Successful Test of Missile Defenses Is a Show of Force for U.S.

Everything blew up as expected.

by Monica Hunter-Hart

The U.S. military on Tuesday successfully tested its ground-based missile defenses in an attack scenario. Everything blew up as expected.

The Army fired an intercontinental ballistic missile (ICBM) from the Marshall Islands in the Pacific Ocean, some 4,705 miles away from Vandenberg Air Force Base in Southern California, where the Pentagon’s Missile Defense Agency launched a rocket — officially known as a “mid-course defense system” — from an underground silo. It successfully collided with the missile fired from the Army base at Kwajalein Atoll.

It blew the missile up mid-air.
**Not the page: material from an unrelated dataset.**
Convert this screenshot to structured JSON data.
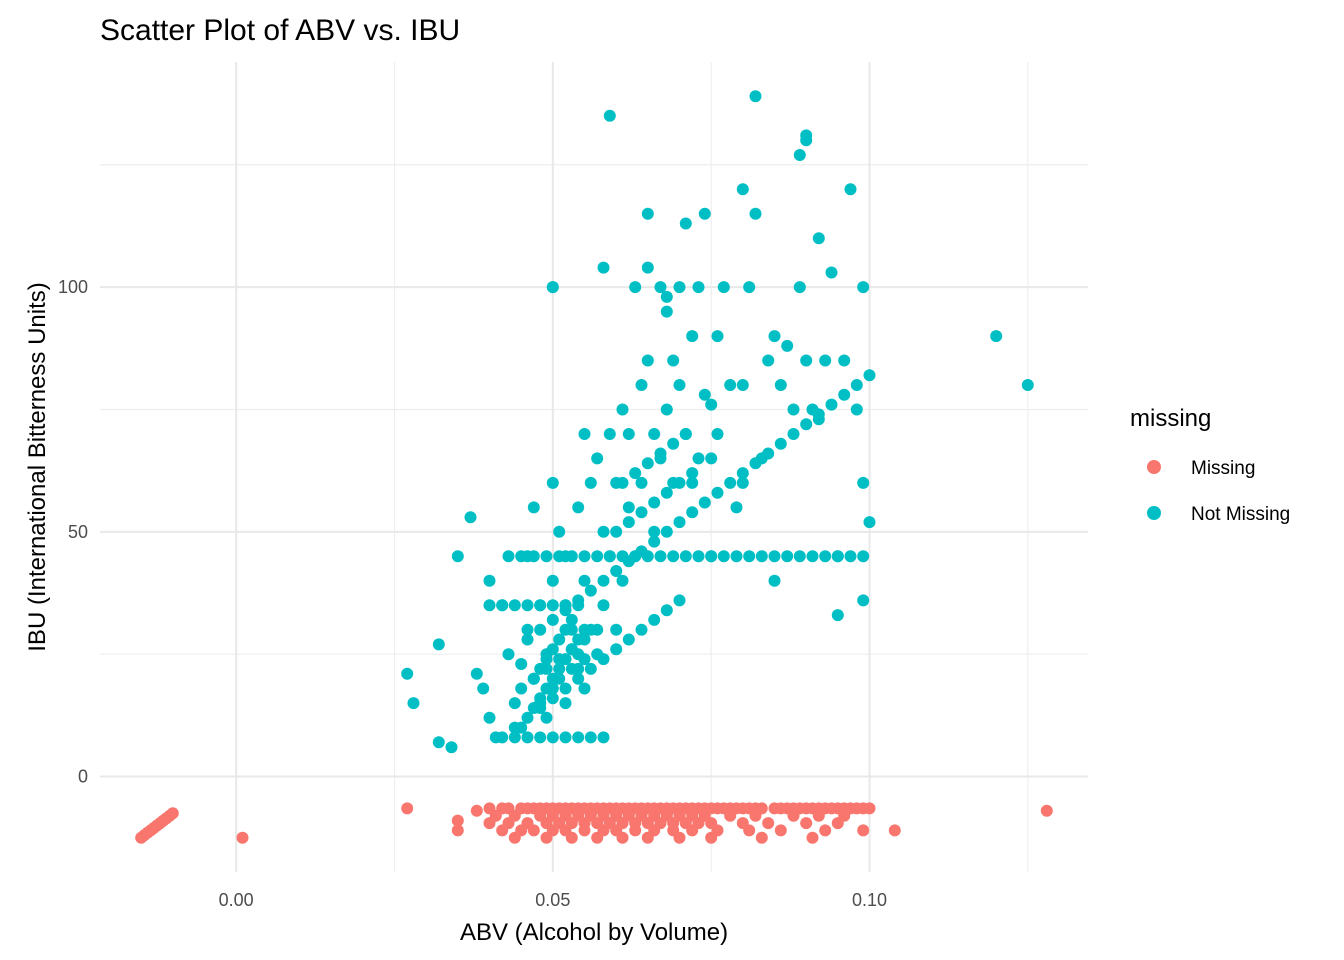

It was the first time a ground-based missile defense system had been used in a simulated attack by an ICBM, and it was a show of force by the United States government, increasingly at odds with North Korea under President Donald Trump.

The defense rocket destroyed the incoming ICBM by using an “exo-atmospheric kill vehicle,” the Pentagon announced.

A “Critical Milestone”

“The intercept of a complex, threat-representative ICBM target is an incredible accomplishment for the GMD system and a critical milestone for this program,” the Missile Defense Agency’s Jim Syring said in a statement after the Tuesday afternoon test. “This system is vitally important to the defense of our homeland, and this test demonstrates that we have a capable, credible deterrent against a very real threat. I am incredibly proud of the warfighters who executed this test and who operate this system every day.”

Here's how it went down, according to the Center for Strategic & International Studies.

CSIS

While this was the first test of its kind, the military has tried out the ground-based interceptor 17 times before, with only nine successful attempts up until now. The last success occurred in June 2014; before that there’d been only failures since 2008.

Navy Captain Jeff Davis said in a statement that the test was not a reaction to North Korea’s recent trial launches — the latest of which happened on Monday — but it was occurring, in part, because of Pyongyang’s longstanding nuclear proliferation.

“Dangerous Rhetoric” From North Korea

“North Korea has expanded the size and the sophistication of its ballistic missile forces from close-range ballistic missiles to intercontinental ballistic missiles, while also using dangerous rhetoric that suggests that they would strike the United States homeland.”

Davis also mentioned Iran’s missile systems as a particular concern.

“Their ballistic missile capability will continue to threaten U.S. strategic interests in the Middle East,” he said. “Iran’s overall defense strategy relies on a substantial inventory of theater ballistic missiles capable of striking targets throughout the region.”

The U.S. military tests its own ICBMs about twice a year, and conducted one trial earlier this month. While these are just simulations, it’s surprisingly easy for the U.S. president to launch actual nuclear warheads.

Meanwhile, Trump continued his aggressive tweets at North Korea this week. Upon his return to the United States after a lengthy trip abroad, he spoke of the country showing “great disrespect.”